To use qwen:1.8b, click Add another variation. Variations record metrics separately. In order to measure how each model performs, we need one variation per model. To compare fairly between models, keep the prompt the same in both variations. When you’re done, Save changes.
- Name: qwen:1.8b
- Model: qwen:1.8b
- Role: User
- Message: Why is the sky blue?
On the Targeting tab, enable the AI Config, then edit the default rule to serve the deepseek-r1:1.5b variation. Click the toggle to enable the AI Config. Click Review and save.
If your LaunchDarkly permissions require it, enter a comment to explain these changes.
There’s one more configuration step. On the … dropdown next to the Test environment on the Targeting tab, select SDK key to copy your SDK key to the clipboard.
Create an .env file at the root of your project. Paste the following line in, replacing “YOUR KEY HERE” with your actual key.
LAUNCHDARKLY_SDK_KEY="YOUR KEY HERE"
Save the .env file. Be careful not to check this file into source control if you are using it. Keep those secrets safe.

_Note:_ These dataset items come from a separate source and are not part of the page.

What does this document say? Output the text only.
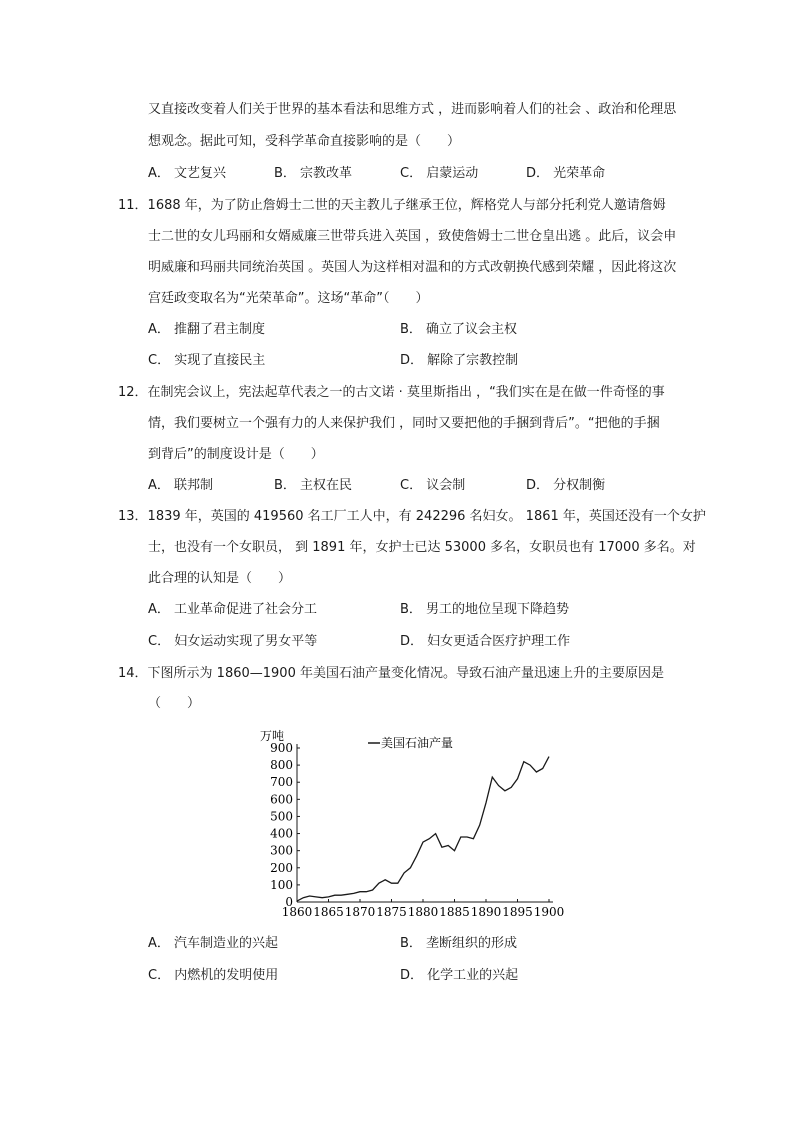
又直接改变着人们关于世界的基本看法和思维方式 ，进而影响着人们的社会 、政治和伦理思
想观念。据此可知，受科学革命直接影响的是（　　）
A． 文艺复兴	B． 宗教改革	C． 启蒙运动	D． 光荣革命
11．1688 年，为了防止詹姆士二世的天主教儿子继承王位，辉格党人与部分托利党人邀请詹姆
士二世的女儿玛丽和女婿威廉三世带兵进入英国 ，致使詹姆士二世仓皇出逃 。此后，议会申
明威廉和玛丽共同统治英国 。英国人为这样相对温和的方式改朝换代感到荣耀 ，因此将这次
宫廷政变取名为“光荣革命”。这场“革命”（　　）
A． 推翻了君主制度	B． 确立了议会主权
C． 实现了直接民主	D． 解除了宗教控制
12．在制宪会议上，宪法起草代表之一的古文诺 · 莫里斯指出 ，“我们实在是在做一件奇怪的事
情，我们要树立一个强有力的人来保护我们 ，同时又要把他的手捆到背后”。“把他的手捆
到背后”的制度设计是（　　）
A． 联邦制	B． 主权在民	C． 议会制	D． 分权制衡
13．1839 年，英国的 419560 名工厂工人中，有 242296 名妇女。 1861 年，英国还没有一个女护
士，也没有一个女职员， 到 1891 年，女护士已达 53000 多名，女职员也有 17000 多名。对
此合理的认知是（　　）
A． 工业革命促进了社会分工	B． 男工的地位呈现下降趋势
C． 妇女运动实现了男女平等	D． 妇女更适合医疗护理工作
14．下图所示为 1860—1900 年美国石油产量变化情况。导致石油产量迅速上升的主要原因是
（　　）
0
100
200
300
400
500
600
700
800
900
1860 1865 1870 1875 1880 1885 1890 1895 1900
万吨	美国石油产量
A． 汽车制造业的兴起	B． 垄断组织的形成
C． 内燃机的发明使用	D． 化学工业的兴起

Connecting LaunchDarkly AI Configs to Ollama
Back in your Python project, create a new file named generate.py. Add the following lines of code:
from dotenv import load_dotenv
load_dotenv()
import os
import ldclient
from ldclient import Context
from ldclient.config import Config
from ldai.client import LDAIClient, AIConfig, ModelConfig, LDMessage
from ldai.tracker import TokenUsage
import ollama
ldclient.set_config(Config(os.getenv("LAUNCHDARKLY_SDK_KEY")))
ld_client = ldclient.get()
ld_ai_client = LDAIClient(ld_client)
def generate(**kwargs):
context = Context.builder("user-123").kind("user").name("Sandy").build()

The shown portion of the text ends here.